L’arabe libanais diffère en de nombreux aspects des autres dialectes, tant au niveau phonétique que lexical. Selon les linguistes, ces particularités découlent de l’histoire complexe du Liban, marqué par l’influence des civilisations anciennes, des conquêtes et des échanges commerciaux.
Sources :
- Holes, C. (2004). Modern Arabic: Structures, Functions, and Varieties.
- Owens, J. (2009). A Linguistic History of Arabic.

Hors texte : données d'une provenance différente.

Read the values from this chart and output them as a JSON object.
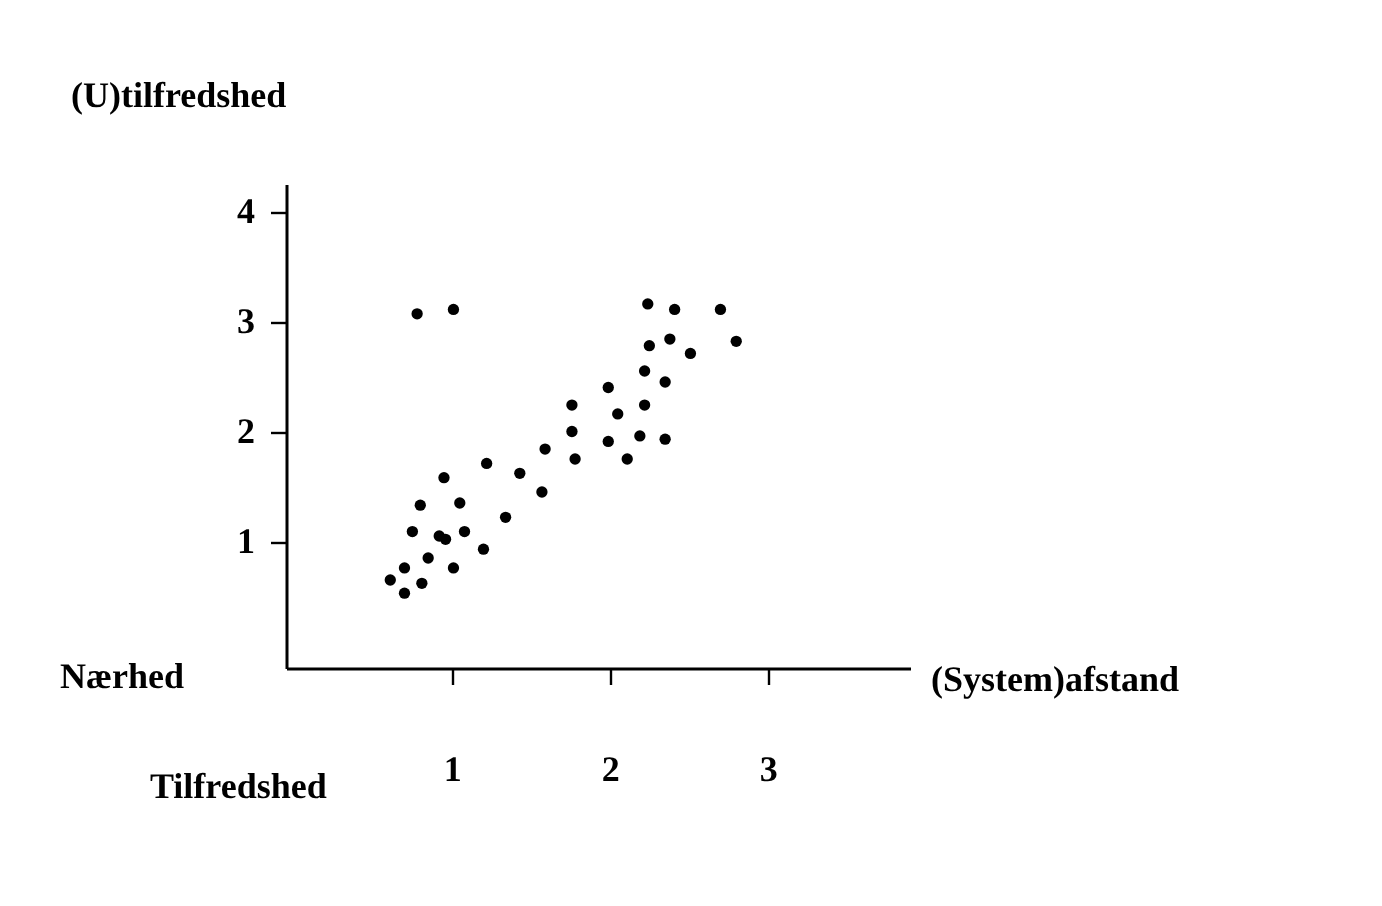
{
  "chart_data": {
    "type": "scatter",
    "xlabel": "(System)afstand",
    "ylabel": "(U)tilfredshed",
    "annotations": [
      "Nærhed",
      "Tilfredshed"
    ],
    "xlim": [
      -0.05,
      3.9
    ],
    "ylim": [
      -0.15,
      4.25
    ],
    "xticks": [
      1,
      2,
      3
    ],
    "yticks": [
      1,
      2,
      3,
      4
    ],
    "grid": false,
    "legend": false,
    "marker": "circle",
    "series": [
      {
        "color": "#000000",
        "x": [
          0.78,
          1.01,
          0.61,
          0.7,
          0.7,
          0.81,
          0.85,
          1.01,
          0.75,
          0.8,
          0.92,
          0.96,
          0.95,
          1.05,
          1.08,
          1.2,
          1.22,
          1.34,
          1.43,
          1.57,
          1.59,
          2.24,
          2.41,
          2.7,
          2.8,
          2.25,
          2.38,
          2.51,
          2.22,
          2.35,
          1.99,
          1.76,
          2.05,
          2.22,
          1.76,
          1.99,
          2.19,
          2.35,
          1.78,
          2.11
        ],
        "values": [
          3.07,
          3.11,
          0.65,
          0.76,
          0.53,
          0.62,
          0.85,
          0.76,
          1.09,
          1.33,
          1.05,
          1.02,
          1.58,
          1.35,
          1.09,
          0.93,
          1.71,
          1.22,
          1.62,
          1.45,
          1.84,
          3.16,
          3.11,
          3.11,
          2.82,
          2.78,
          2.84,
          2.71,
          2.55,
          2.45,
          2.4,
          2.24,
          2.16,
          2.24,
          2.0,
          1.91,
          1.96,
          1.93,
          1.75,
          1.75
        ]
      }
    ]
  }
}
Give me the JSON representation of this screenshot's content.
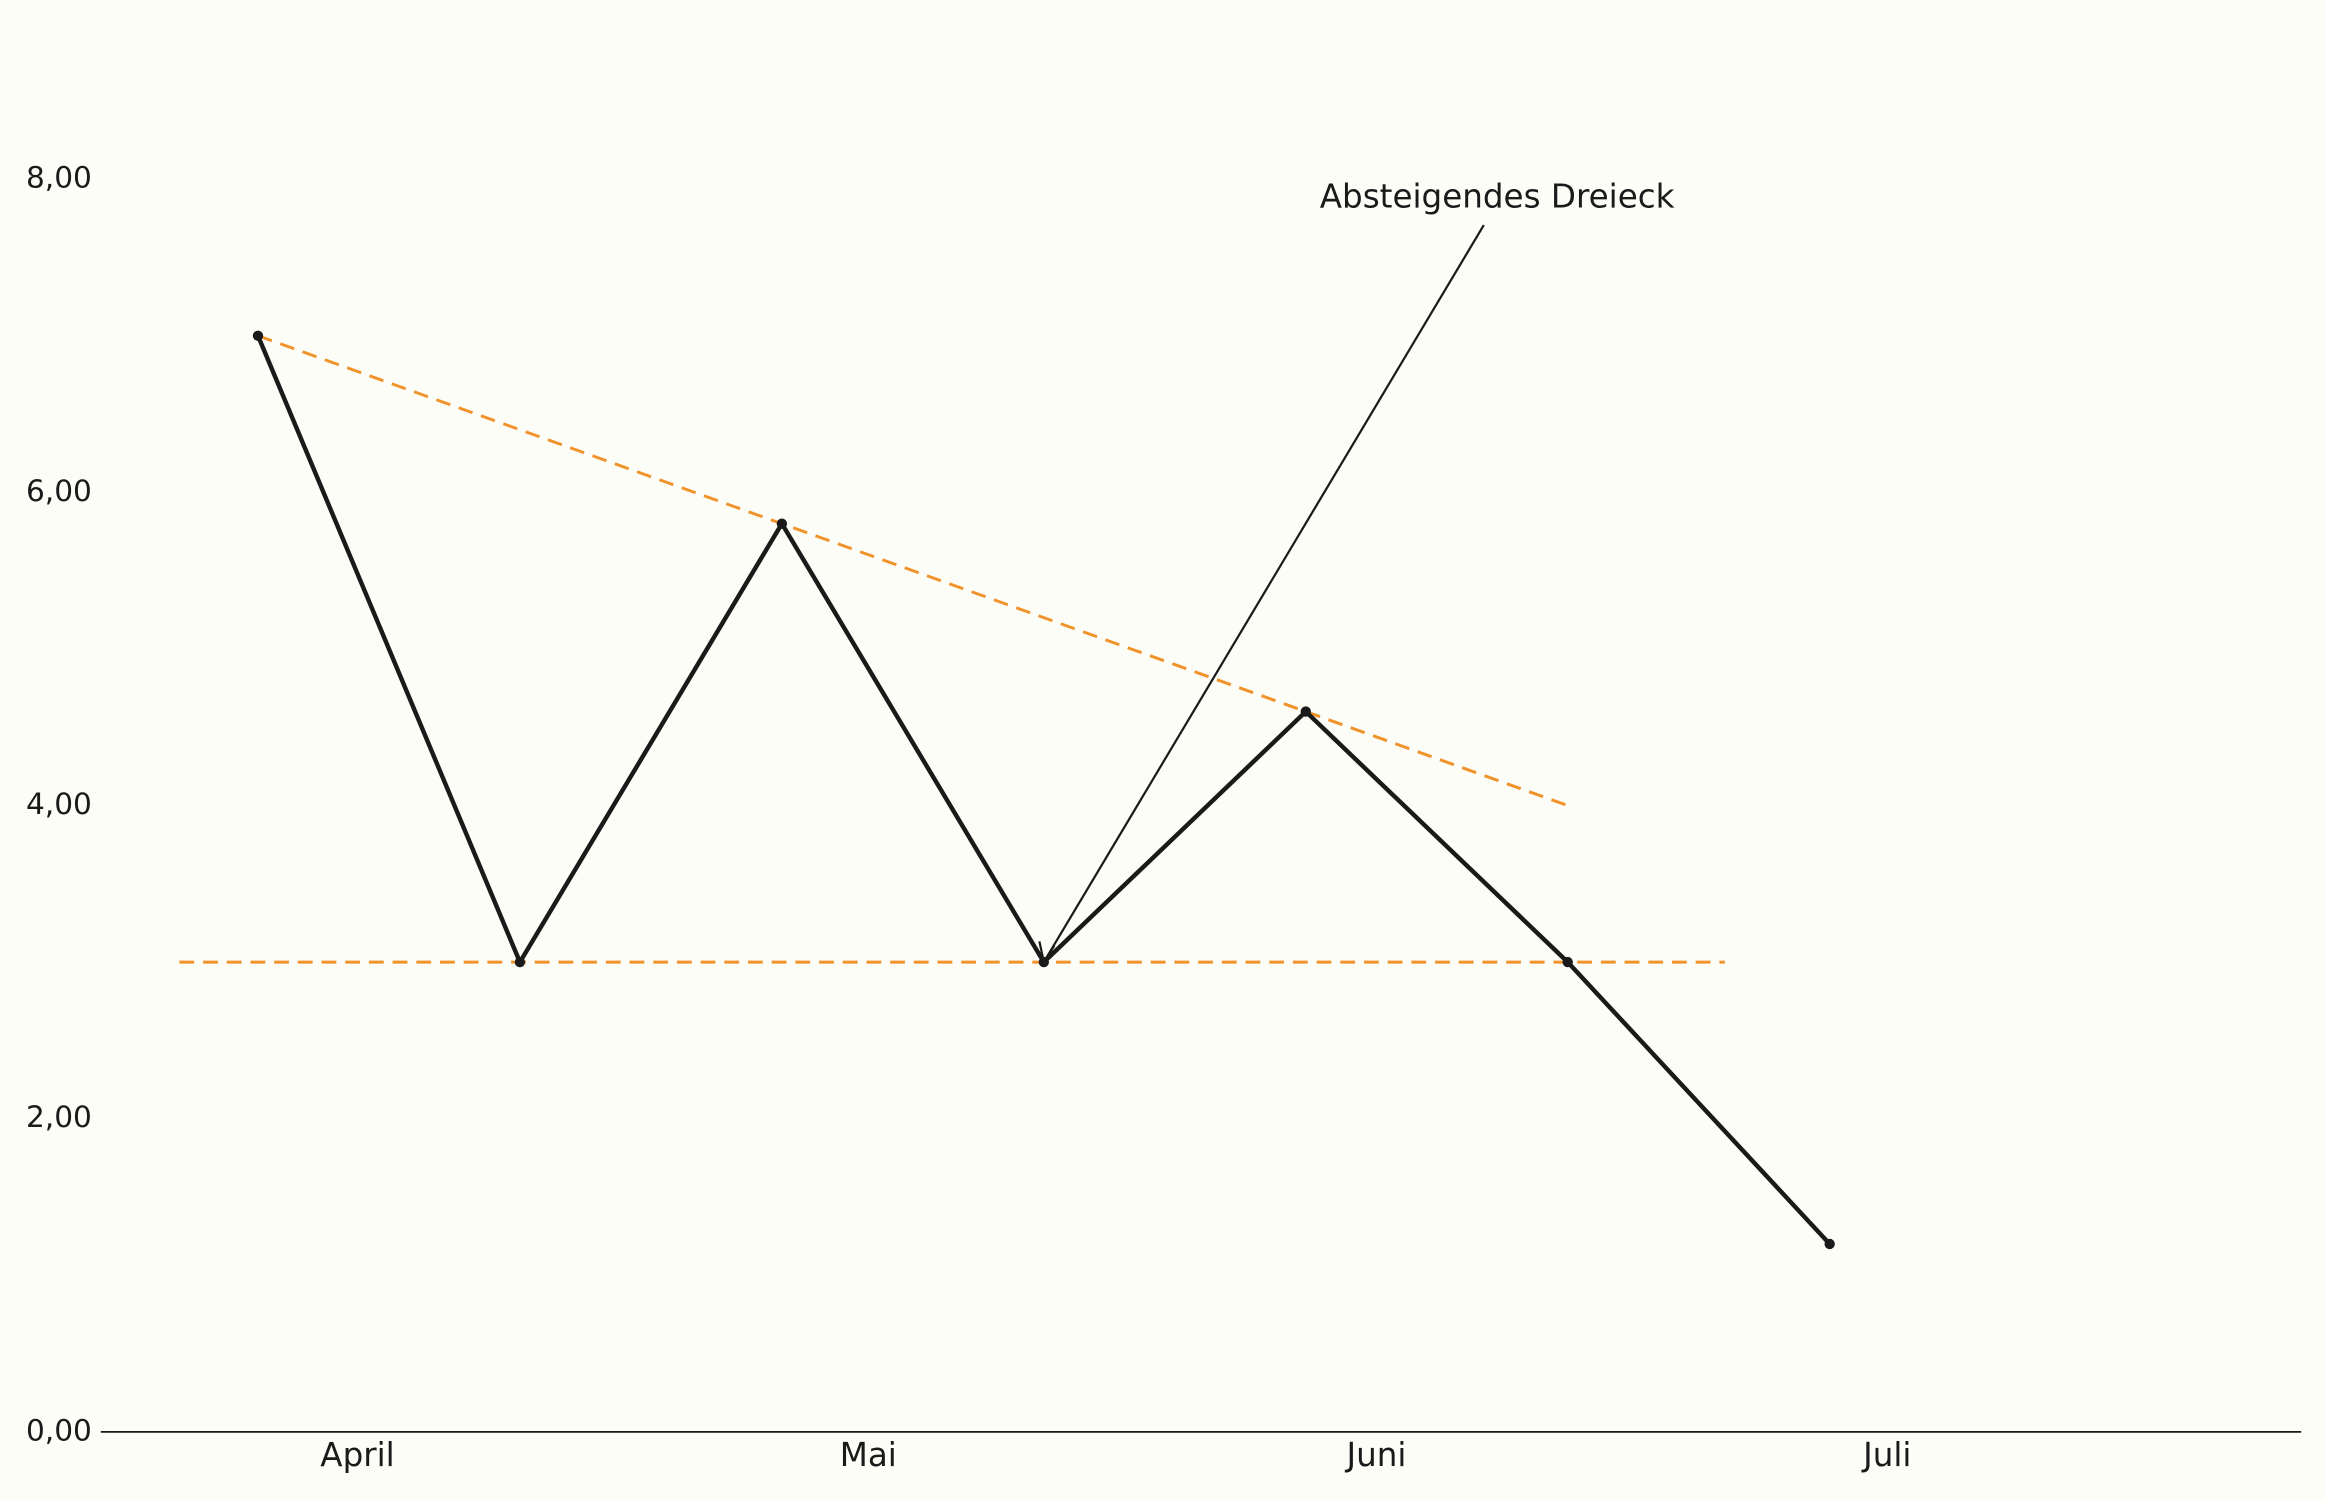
{
  "chart_data": {
    "type": "line",
    "series": [
      {
        "x": [
          0,
          1,
          2,
          3,
          4,
          5,
          6
        ],
        "values": [
          7,
          3,
          5.8,
          3,
          4.6,
          3,
          1.2
        ],
        "color": "#1a1a1a",
        "markers": true,
        "dashed": false
      },
      {
        "x": [
          0,
          5
        ],
        "values": [
          7,
          4
        ],
        "color": "#f0932b",
        "markers": false,
        "dashed": true
      },
      {
        "x": [
          -0.3,
          5.6
        ],
        "values": [
          3,
          3
        ],
        "color": "#f0932b",
        "markers": false,
        "dashed": true
      }
    ],
    "xlim": [
      -0.6,
      7.8
    ],
    "xticks": [
      {
        "value": 0.38,
        "label": "April"
      },
      {
        "value": 2.33,
        "label": "Mai"
      },
      {
        "value": 4.27,
        "label": "Juni"
      },
      {
        "value": 6.22,
        "label": "Juli"
      }
    ],
    "ylim": [
      0,
      8
    ],
    "yticks": [
      {
        "value": 0,
        "label": "0,00"
      },
      {
        "value": 2,
        "label": "2,00"
      },
      {
        "value": 4,
        "label": "4,00"
      },
      {
        "value": 6,
        "label": "6,00"
      },
      {
        "value": 8,
        "label": "8,00"
      }
    ],
    "annotation": {
      "text": "Absteigendes Dreieck",
      "xy": [
        3,
        3
      ]
    }
  }
}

L’Arabité Politique : Le Panarabisme et le Nationalisme Libanais
Au XXe siècle, le mouvement panarabe a tenté d’unir les peuples arabophones autour d’un projet commun, notamment dans la lutte contre le colonialisme occidental. Des figures comme Gamal Abdel Nasser ont incarné cette idéologie, et de nombreux pays arabes, dont le Liban, se sont inscrits dans cette mouvance. Le Liban a été l’un des membres fondateurs de la Ligue arabe en 1945, ce qui renforce son appartenance au monde arabe.
Cependant, au Liban, le panarabisme a toujours rencontré une résistance, surtout parmi les communautés chrétiennes qui cherchaient à préserver leur spécificité culturelle et religieuse. La guerre civile libanaise (1975-1990) a exacerbé ces tensions, opposant des groupes arabistes et nationalistes à d’autres factions prônant une identité libanaise distincte de celle du monde arabe.
Aujourd’hui, le Liban est politiquement et culturellement ancré dans le monde arabe, bien que certains continuent de revendiquer une identité plus locale, distincte de l’arabité.
Sources :
- Dawisha, A. (2005). Arab Nationalism in the Twentieth Century: From Triumph to Despair.
- Hirst, D. (2010). Beware of Small States: Lebanon, Battleground of the Middle East.
Une Identité Arabe Plurielle
En conclusion, les Libanais peuvent être considérés comme Arabes selon plusieurs critères :
- Linguistiquement, ils parlent un dialecte arabe, même si ce dialecte est influencé par d’autres langues régionales.
- Historiquement, le Liban a été intégré au monde arabe suite à la conquête islamique, mais a conservé des éléments distincts de son passé phénicien et de ses contacts avec l’Europe.
- Culturellement et politiquement, le Liban fait partie de la Ligue arabe et partage de nombreuses traditions avec les autres pays arabophones.
Cependant, l’identité libanaise est multiple et complexe, mêlant influences arabes, phéniciennes, méditerranéennes et européennes. L’idée de l’arabité reste donc fluide et ouverte à diverses interprétations selon les perspectives historiques, linguistiques ou politiques.